Pot’s positive effects on our endocannabinoid system and its regulation of so many important functions makes many regular consumers more than happy enjoy daily their daily hits. But is smoking weed every day something that should be avoided? After all, smoking anything regularly (even bud) has to have its share of negative effects. But it has also been shown that pot smokers endure fewer complications that tobacco smokers, so is daily smoking really something to be concerned about?
Surprising to no one, regulatory drug agencies believe that daily weed smoking can indeed be harmful. Lung-related problems are naturally the biggest concern among smokers and researchers.
What does prolonged exposure to cannabis do to a person?
A study by a team of researchers from the University of Lausanne in Switzerland, published in 2016, found that people who smoked marijuana on a daily basis for a long period of time had poorer verbal memory in their middle age, than others.
This occured when controlling for a number of other factors, such as age, education, other substance use and mental health issues.
The team found that the relationship between marijuana use and memory problems was fairly direct – that the more pot people smoked, the worse they performed in memory tests. Although the difference wasn’t stark over five years – the more years for which you smoke daily the more you compound the issue. However, few people reach these levels of exposure – of the 3,385 study subjects, only 311 had more than five marijuana years’ (if you smoke pot every day for a year) worth of exposure.
The upshot? Other cognitive abilities didn’t seem to be significantly affected by heavy cannabis use, such as ability to focus and problem solving speed.
Other studies, including one conducted by the American Thoracic Society’s medical journal, concluded that,
Lifetime marijuana use is not associated with adverse changes in spirometric (exhalation strength) measure of lung health
Their data suggests it’s unlikely that prolonged cannabis use would cause respiratory diseases in the same manner as tobacco and a growing number of researchers are reaching the same conclusion. In spite of the U.S. government’s public stance on the harmful nature of marijuana smoking, a government released report in 2011 concluded that regular marijuana smoking (equivalent to a joint a day) did not impair lung function. According to the New York Times, The researchers followed more than 5,000 people over two decades and found that regularly smoking marijuana did not impair performance on a lung function test.
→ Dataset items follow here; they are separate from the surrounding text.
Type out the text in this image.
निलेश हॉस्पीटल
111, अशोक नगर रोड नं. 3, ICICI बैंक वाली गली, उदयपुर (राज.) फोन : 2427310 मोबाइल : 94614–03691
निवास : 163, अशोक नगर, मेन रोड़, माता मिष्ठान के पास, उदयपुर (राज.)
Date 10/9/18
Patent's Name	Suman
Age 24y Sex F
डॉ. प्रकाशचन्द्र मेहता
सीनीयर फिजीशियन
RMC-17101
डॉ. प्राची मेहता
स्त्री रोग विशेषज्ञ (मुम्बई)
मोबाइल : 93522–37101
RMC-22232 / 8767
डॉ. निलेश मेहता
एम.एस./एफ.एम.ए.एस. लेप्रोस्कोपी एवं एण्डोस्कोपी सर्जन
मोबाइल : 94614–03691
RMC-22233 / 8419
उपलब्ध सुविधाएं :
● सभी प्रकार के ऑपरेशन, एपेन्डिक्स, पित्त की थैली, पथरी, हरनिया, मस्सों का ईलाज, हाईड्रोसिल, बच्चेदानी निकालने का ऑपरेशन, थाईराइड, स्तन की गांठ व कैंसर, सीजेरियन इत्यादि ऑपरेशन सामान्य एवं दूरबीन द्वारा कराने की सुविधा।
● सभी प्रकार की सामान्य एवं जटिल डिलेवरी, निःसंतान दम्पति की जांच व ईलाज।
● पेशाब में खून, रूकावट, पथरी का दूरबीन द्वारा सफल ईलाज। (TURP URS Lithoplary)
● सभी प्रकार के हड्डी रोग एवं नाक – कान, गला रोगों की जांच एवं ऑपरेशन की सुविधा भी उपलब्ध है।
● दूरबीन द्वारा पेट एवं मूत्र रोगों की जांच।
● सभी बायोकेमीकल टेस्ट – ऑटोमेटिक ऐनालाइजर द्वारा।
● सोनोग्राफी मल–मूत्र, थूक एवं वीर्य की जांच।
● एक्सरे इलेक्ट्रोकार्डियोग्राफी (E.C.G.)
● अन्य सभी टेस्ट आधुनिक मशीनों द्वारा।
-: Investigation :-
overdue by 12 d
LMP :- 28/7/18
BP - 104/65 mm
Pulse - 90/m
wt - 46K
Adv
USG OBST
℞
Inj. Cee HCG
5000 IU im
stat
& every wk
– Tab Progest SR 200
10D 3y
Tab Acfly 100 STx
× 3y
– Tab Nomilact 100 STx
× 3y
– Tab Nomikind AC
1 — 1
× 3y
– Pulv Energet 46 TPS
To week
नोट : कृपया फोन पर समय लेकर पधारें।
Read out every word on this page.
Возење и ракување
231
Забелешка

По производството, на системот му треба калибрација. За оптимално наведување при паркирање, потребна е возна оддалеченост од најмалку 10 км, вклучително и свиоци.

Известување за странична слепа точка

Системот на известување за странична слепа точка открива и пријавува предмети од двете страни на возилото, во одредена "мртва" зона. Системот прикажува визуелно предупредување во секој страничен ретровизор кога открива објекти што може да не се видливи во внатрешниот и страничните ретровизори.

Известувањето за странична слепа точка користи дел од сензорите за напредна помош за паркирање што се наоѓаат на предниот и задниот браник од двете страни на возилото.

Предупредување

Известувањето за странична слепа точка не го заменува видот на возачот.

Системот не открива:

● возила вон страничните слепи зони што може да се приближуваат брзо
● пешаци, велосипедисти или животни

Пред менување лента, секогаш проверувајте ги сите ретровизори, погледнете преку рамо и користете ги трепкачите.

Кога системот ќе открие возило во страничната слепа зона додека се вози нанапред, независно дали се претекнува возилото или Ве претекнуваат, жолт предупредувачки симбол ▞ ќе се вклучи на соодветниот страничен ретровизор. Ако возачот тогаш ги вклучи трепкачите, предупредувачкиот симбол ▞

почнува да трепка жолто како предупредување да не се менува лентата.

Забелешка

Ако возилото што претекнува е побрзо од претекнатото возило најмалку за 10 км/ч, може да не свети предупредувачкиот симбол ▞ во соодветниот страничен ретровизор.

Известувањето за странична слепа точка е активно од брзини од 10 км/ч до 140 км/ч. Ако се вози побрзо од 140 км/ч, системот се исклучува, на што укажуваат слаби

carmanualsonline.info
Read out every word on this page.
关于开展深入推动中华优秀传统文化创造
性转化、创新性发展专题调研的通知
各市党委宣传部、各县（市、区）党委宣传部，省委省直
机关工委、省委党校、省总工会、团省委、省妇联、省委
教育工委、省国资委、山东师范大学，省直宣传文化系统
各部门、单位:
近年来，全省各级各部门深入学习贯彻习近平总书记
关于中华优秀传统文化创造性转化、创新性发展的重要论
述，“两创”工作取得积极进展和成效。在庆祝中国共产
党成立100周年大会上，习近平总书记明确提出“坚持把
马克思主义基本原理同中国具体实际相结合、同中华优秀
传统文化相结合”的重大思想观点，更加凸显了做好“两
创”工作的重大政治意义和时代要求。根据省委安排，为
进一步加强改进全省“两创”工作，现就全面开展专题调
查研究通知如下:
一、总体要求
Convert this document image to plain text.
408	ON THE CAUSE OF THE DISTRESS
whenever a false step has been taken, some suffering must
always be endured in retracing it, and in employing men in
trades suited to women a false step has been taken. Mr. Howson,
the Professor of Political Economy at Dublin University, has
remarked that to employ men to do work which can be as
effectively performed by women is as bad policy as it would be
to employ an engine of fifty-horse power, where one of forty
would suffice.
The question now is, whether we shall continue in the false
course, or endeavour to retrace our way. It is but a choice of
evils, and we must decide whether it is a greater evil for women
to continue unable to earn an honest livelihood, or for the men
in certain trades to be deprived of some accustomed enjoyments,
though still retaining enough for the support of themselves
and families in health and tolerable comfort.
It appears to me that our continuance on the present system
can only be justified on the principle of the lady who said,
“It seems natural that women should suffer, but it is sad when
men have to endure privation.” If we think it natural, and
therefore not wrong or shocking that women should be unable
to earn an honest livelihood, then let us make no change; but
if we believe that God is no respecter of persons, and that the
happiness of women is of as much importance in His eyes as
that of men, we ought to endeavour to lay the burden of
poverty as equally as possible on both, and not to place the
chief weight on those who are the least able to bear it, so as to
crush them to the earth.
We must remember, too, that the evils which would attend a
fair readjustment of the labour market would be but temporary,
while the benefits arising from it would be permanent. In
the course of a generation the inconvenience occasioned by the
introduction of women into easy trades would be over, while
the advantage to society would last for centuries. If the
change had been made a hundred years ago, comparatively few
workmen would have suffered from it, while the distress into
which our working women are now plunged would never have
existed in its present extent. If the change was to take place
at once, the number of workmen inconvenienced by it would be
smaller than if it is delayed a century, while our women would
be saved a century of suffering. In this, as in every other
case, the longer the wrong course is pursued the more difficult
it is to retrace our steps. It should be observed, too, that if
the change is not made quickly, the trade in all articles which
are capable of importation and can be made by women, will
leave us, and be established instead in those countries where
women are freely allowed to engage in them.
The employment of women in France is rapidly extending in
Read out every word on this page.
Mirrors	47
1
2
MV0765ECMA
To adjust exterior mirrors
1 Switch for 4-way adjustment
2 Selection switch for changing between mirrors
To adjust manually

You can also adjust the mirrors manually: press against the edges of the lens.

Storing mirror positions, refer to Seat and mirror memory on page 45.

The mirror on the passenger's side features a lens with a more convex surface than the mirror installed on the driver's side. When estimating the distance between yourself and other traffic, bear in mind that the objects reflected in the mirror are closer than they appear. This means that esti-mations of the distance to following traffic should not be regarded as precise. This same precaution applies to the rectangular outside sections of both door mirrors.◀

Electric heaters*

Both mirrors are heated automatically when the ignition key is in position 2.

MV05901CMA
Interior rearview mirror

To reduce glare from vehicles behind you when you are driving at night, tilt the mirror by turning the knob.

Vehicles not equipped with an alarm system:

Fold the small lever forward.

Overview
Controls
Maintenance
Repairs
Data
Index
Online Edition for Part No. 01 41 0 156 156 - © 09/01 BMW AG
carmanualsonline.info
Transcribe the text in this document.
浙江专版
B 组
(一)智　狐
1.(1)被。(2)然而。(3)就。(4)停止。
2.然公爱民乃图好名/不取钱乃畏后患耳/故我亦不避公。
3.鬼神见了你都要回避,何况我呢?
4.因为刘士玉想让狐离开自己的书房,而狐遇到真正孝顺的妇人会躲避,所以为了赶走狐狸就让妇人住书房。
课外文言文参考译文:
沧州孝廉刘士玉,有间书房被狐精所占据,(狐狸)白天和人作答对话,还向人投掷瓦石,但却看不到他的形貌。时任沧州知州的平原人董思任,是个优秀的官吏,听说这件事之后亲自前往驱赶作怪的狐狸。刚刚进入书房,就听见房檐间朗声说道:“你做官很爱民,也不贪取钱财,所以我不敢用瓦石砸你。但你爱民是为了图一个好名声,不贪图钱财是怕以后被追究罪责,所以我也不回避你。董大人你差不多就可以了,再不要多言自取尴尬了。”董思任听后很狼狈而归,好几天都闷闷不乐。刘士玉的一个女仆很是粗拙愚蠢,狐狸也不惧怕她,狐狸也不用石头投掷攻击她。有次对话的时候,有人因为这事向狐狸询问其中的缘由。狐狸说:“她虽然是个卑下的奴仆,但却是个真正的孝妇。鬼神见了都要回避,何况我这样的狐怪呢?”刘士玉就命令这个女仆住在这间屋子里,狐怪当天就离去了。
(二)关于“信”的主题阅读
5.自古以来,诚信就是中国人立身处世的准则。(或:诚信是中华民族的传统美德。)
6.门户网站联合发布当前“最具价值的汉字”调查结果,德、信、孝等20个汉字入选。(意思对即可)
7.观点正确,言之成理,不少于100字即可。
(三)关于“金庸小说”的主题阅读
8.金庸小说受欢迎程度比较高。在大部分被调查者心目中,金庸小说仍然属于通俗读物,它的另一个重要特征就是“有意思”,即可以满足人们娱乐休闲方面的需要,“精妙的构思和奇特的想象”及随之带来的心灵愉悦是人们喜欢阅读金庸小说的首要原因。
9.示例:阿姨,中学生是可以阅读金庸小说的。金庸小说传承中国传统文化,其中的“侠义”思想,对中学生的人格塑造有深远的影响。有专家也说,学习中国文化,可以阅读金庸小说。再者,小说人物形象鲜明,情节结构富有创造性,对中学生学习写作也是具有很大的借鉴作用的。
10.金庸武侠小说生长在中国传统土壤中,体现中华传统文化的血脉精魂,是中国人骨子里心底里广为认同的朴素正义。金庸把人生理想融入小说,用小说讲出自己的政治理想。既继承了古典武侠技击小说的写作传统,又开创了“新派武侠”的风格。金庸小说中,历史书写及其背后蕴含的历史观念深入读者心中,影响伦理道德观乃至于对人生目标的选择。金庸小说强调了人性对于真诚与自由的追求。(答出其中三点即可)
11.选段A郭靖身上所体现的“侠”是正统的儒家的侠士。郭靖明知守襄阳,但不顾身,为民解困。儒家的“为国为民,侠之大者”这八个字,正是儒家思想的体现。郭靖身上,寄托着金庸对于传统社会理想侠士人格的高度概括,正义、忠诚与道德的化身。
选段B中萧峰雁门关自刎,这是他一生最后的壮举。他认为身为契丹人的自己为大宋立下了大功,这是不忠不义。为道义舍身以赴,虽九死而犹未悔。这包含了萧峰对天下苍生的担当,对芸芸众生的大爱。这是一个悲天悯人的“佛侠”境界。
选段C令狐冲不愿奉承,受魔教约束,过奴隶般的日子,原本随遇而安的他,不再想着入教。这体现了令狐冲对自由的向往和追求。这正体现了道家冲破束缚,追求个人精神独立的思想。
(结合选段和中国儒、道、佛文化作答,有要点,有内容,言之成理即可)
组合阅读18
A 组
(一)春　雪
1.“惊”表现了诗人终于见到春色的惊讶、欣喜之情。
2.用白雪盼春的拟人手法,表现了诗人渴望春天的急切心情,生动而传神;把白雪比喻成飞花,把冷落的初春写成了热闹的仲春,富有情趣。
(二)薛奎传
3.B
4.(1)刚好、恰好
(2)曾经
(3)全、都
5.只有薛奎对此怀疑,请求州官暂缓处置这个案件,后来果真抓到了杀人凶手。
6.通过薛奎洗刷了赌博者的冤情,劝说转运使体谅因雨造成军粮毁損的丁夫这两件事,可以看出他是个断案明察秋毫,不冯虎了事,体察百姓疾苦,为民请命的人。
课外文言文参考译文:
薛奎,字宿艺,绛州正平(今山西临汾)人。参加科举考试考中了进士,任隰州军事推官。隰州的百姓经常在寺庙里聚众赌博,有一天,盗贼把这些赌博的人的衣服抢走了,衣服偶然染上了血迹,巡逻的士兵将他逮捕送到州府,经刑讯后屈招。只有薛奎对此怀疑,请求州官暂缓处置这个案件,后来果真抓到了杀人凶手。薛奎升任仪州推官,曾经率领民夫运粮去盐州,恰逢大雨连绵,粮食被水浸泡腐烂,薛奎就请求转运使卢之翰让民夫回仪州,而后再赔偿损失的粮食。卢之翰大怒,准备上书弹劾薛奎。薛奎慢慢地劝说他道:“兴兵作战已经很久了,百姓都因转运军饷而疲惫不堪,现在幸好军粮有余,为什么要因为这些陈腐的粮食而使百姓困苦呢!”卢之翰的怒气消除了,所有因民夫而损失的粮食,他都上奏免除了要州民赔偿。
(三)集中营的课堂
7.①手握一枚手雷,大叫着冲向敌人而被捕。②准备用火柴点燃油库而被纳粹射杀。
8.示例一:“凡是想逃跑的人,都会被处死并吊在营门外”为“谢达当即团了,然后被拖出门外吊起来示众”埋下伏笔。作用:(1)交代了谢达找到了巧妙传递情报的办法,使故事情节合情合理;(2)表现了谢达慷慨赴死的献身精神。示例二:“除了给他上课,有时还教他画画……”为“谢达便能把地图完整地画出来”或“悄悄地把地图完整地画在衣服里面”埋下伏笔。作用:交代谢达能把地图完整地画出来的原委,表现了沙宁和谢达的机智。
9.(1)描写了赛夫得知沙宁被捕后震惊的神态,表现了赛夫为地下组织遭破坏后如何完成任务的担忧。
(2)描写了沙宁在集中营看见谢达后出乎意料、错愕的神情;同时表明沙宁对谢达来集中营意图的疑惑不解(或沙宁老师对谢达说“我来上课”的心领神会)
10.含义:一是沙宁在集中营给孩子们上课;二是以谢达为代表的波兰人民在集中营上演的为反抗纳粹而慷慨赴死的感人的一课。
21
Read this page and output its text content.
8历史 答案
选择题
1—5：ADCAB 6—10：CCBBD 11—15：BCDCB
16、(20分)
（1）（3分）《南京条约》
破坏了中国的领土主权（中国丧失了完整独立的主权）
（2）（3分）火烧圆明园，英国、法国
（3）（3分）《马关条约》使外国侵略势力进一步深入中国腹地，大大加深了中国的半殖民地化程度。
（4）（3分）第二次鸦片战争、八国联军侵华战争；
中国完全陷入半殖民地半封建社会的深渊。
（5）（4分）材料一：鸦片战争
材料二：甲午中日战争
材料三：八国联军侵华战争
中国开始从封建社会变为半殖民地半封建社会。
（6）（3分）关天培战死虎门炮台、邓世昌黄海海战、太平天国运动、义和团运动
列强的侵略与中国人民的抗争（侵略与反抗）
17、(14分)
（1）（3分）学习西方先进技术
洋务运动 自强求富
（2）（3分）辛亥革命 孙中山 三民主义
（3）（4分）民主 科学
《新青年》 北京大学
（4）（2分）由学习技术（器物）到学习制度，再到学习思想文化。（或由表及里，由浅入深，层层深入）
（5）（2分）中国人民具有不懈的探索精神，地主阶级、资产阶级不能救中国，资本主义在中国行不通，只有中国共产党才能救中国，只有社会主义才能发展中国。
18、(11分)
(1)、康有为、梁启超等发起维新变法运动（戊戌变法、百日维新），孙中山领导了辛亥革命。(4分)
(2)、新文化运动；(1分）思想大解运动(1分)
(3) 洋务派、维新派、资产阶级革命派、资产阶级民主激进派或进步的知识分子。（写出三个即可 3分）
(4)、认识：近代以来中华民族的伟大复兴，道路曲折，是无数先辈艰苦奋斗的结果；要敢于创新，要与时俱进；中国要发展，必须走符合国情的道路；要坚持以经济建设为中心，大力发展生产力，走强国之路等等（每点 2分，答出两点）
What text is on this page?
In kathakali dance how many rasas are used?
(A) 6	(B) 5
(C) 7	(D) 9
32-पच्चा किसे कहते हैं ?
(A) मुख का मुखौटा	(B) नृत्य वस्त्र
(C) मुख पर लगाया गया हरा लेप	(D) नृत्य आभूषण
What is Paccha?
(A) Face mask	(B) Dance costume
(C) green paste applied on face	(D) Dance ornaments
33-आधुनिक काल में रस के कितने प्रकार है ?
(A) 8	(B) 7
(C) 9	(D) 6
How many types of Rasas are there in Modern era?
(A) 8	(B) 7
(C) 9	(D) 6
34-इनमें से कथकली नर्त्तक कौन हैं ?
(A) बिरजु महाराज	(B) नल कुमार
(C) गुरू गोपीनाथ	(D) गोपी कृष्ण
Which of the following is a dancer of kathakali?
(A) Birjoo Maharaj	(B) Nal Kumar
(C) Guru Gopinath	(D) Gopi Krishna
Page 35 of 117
In fact, cannabis users ‘performed slightly better on the lung function test.’
It can be said that daily use, if not medicinal can lead to a cannabis dependency. But is it harmful? Well that largely depends upon how it affects specific people and how many negative benefits are derived from its use on a case-by-case basis.
Those who have developed a psychological dependence may be using it as a crutch, rather than dealing with certain underlying conditions. In this case, cannabis use can delay the proper treatment of such conditions.
If one is experiencing bad physical reactions, like an elevated heart rate that may cause anxiety, or increased respiratory infections and still continues to use, this is also an indicator of an unhealthy relationship with cannabis that should be addressed.
Given cannabis’ federal Schedule I classification, data regarding the effects of daily use is lacking. However, cannabis advocates might be prone to disagree with Dr. Garbely’s assessments. Some of the world’s top performing athletes, entrepreneurs, scholars, artists and other professionals profess to either smoking daily, or having smoked daily in the past.
Of course, it’s difficult to know whether these are exceptions to the rule and if there happen to be legions of talented people in the world whose weed habit has stunted their potential in some way so, it’s anyone’s guess.